Он был мой друг. Мы вместе охотились на акул на Ниихау и диких животных на Мауна-Кеа и Мауна-Лоа, объезжали лошадей и клеймили быков на ранчо Картера. Гонялись за козами по всему Халеакала. Лайт учил меня нырять и плавать во время прилива, и в конце концов я почти сравнялся с ним в этом искусстве, а он был искуснее любого канака. Он у меня на глазах нырял на глубину в пятнадцать морских саженей и оставался под водой целых две минуты. На море он был человек-амфибия, а по горам лазал, как настоящий альпинист, взбираясь туда, куда забредали только дикие козы. Ничего он не боялся. Он находился на борту "Люги", когда она потерпела крушение, и, прыгнув за борт, проплыл тридцать миль за тридцать шесть часов — это во время сильного шторма! Самые бурные волны, которые нас с вами превратили бы в студень, его не могли остановить. Он был велик и могуч, как бог. Вместе пережили мы с ним революцию [29], и оба были романтиками-монархистами. Лайт был дважды ранен. Его приговорили к смерти, но у республиканцев рука не поднялась на такого человека. А он только смеялся над ними. Позднее ему воздали должное и назначили шерифом Коны.

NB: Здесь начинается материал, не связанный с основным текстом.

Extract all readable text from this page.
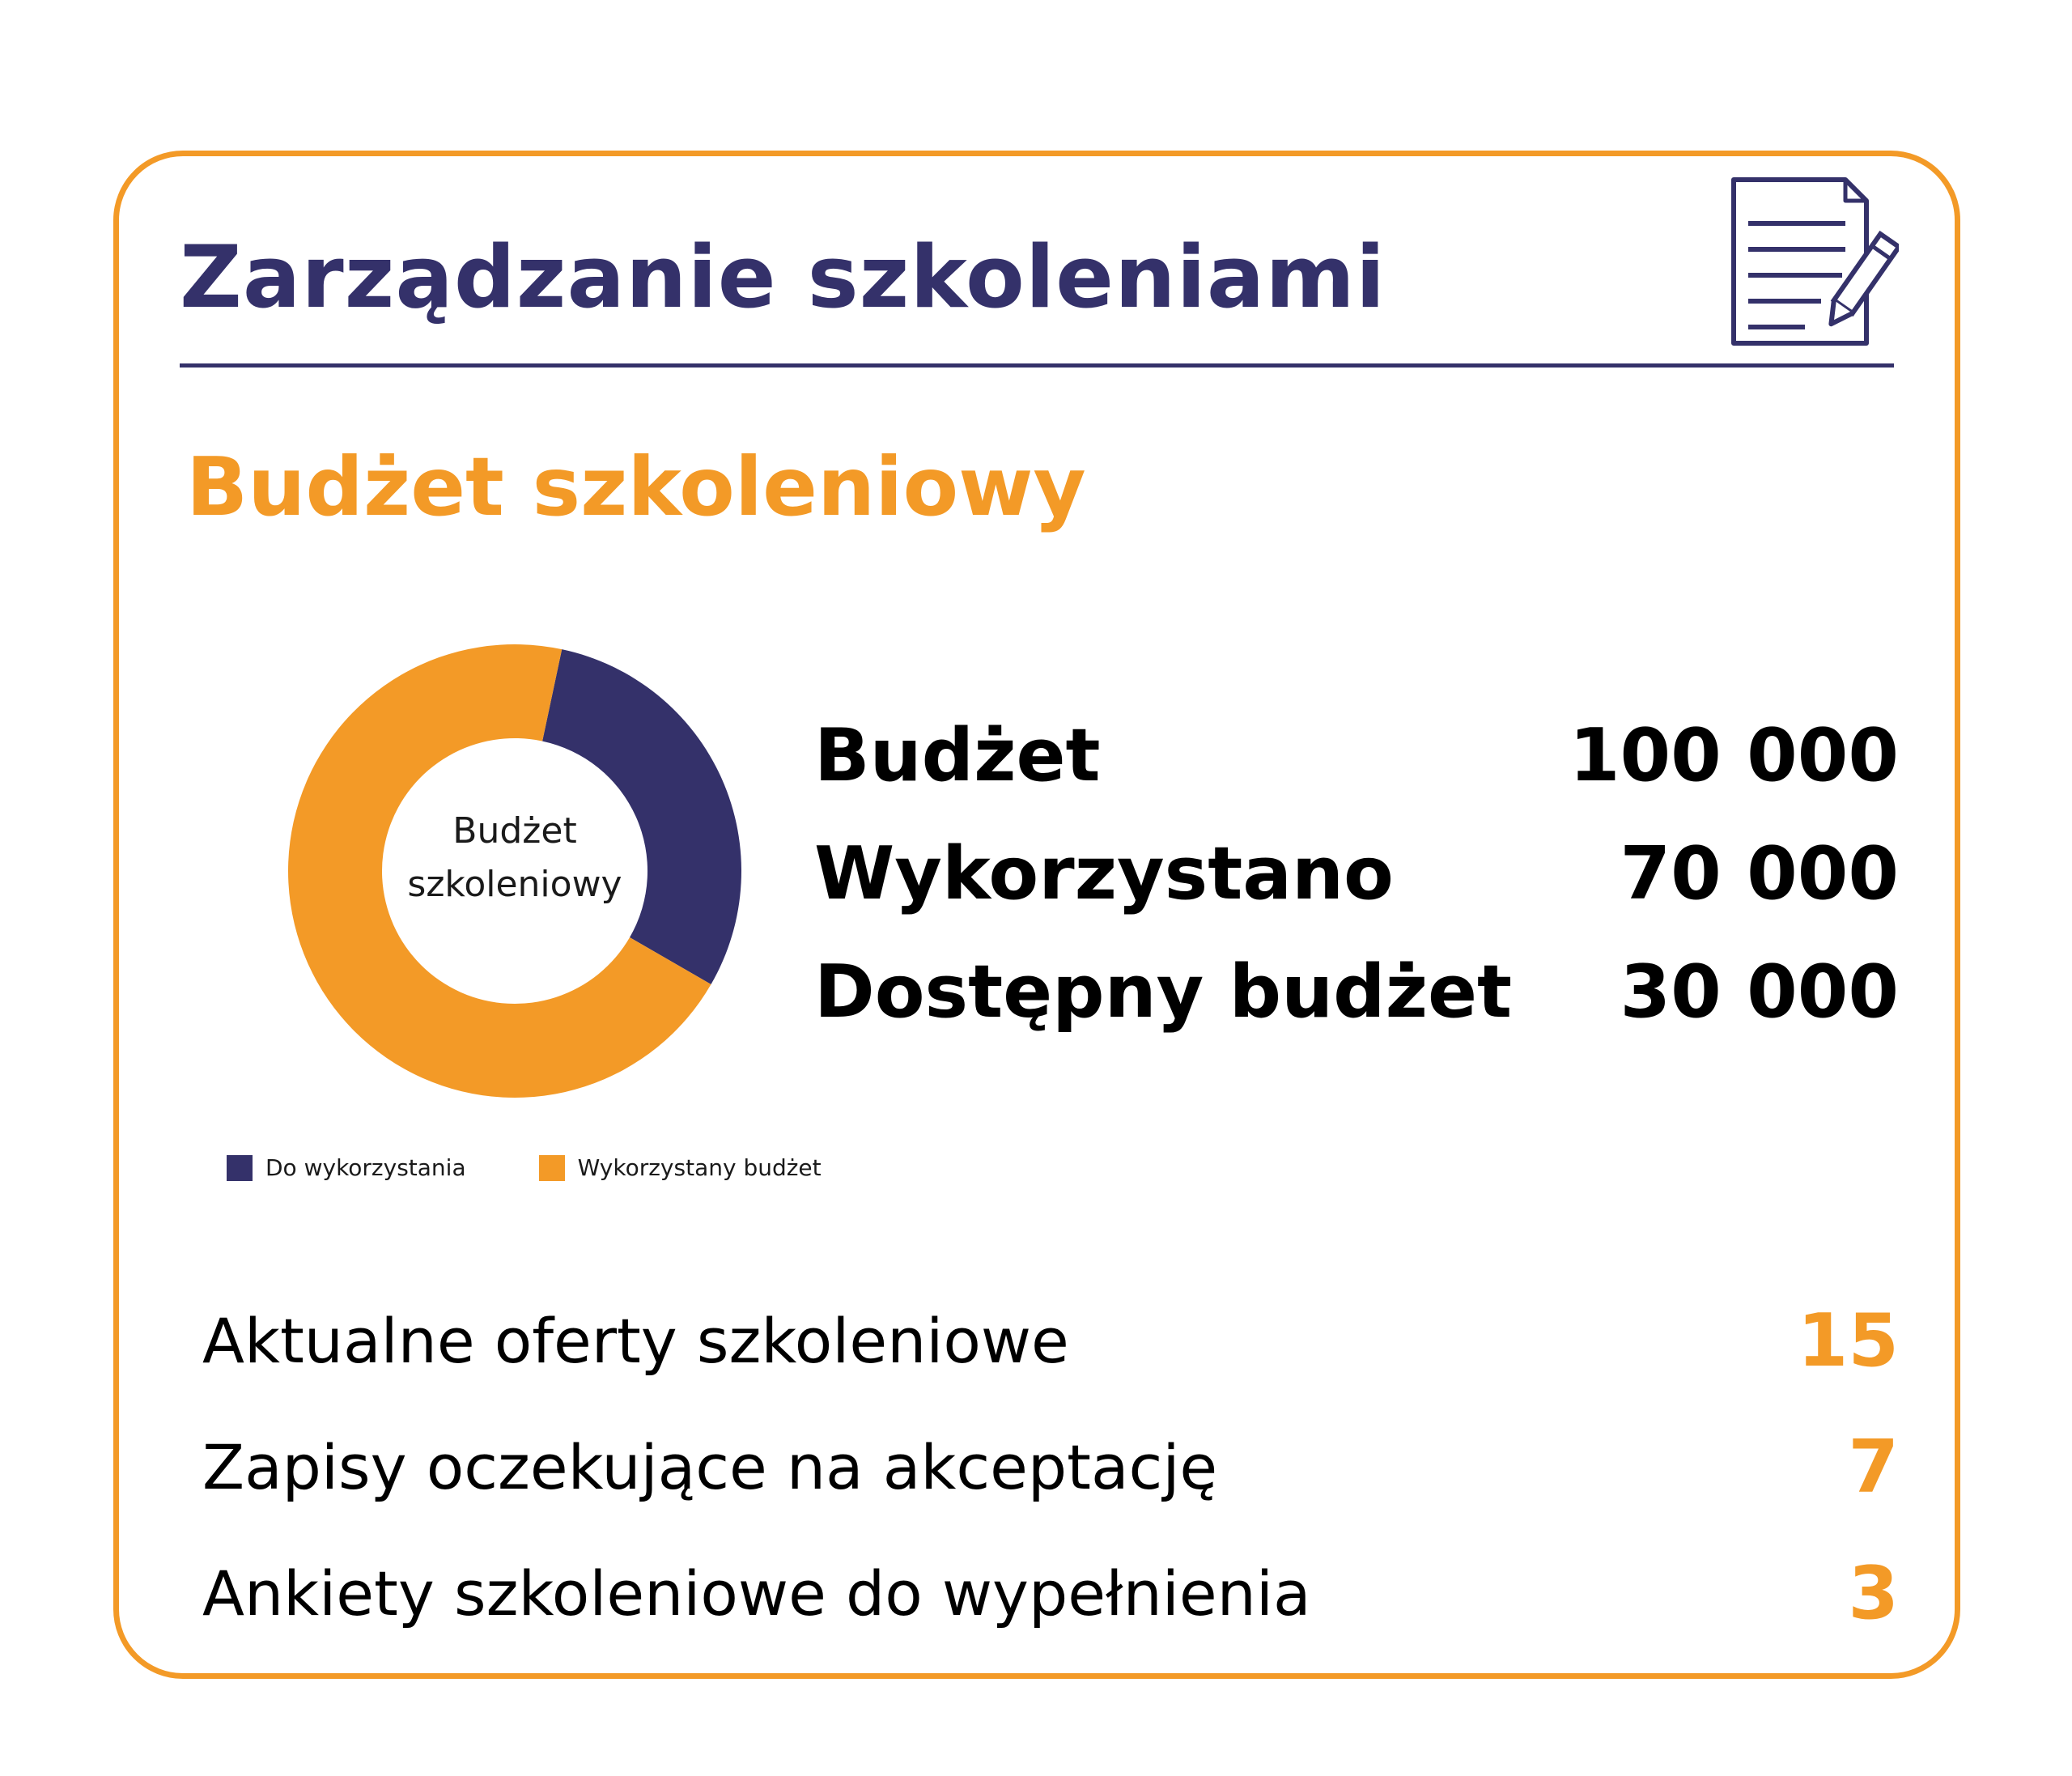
Zarządzanie szkoleniami
Budżet szkoleniowy
Budżet szkoleniowy
Do wykorzystania	Wykorzystany budżet
Budżet	100 000
Wykorzystano	70 000
Dostępny budżet 30 000
Aktualne oferty szkoleniowe	15
Zapisy oczekujące na akceptację	7
Ankiety szkoleniowe do wypełnienia	3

Он был простодушен, этот большой ребенок, так и не ставший взрослым. Склад его ума не отличался сложностью, в ходе мыслей не было никаких хитросплетений и вывертов. Он всегда действовал напрямик и смотрел на вещи просто.
Лайт был сангвиник. Я в жизни не встречал человека столь оптимистичного, довольного всем и счастливого. Он ничего не требовал от жизни: ведь у него было все, чего можно пожелать. Жизнь расплатилась с ним сполна и наличными, за ней не числилось никакого долга. Он получил все авансом: великолепное тело, железное здоровье, душевную стойкость и скромность. Чего ему еще было желать? Физически он был совершенством. Ни разу в жизни не болел, не знал, что такое головная боль, и, когда я страдал от нее, он смотрел на меня с удивлением и смешил меня своими неловкими попытками выразить сочувствие. Да, он не понимал, не мог понять, что такое головная боль. Великий был оптимист!.. Еще бы! Как не быть оптимистом при такой поразительной жизнеспособности и невероятном здоровье!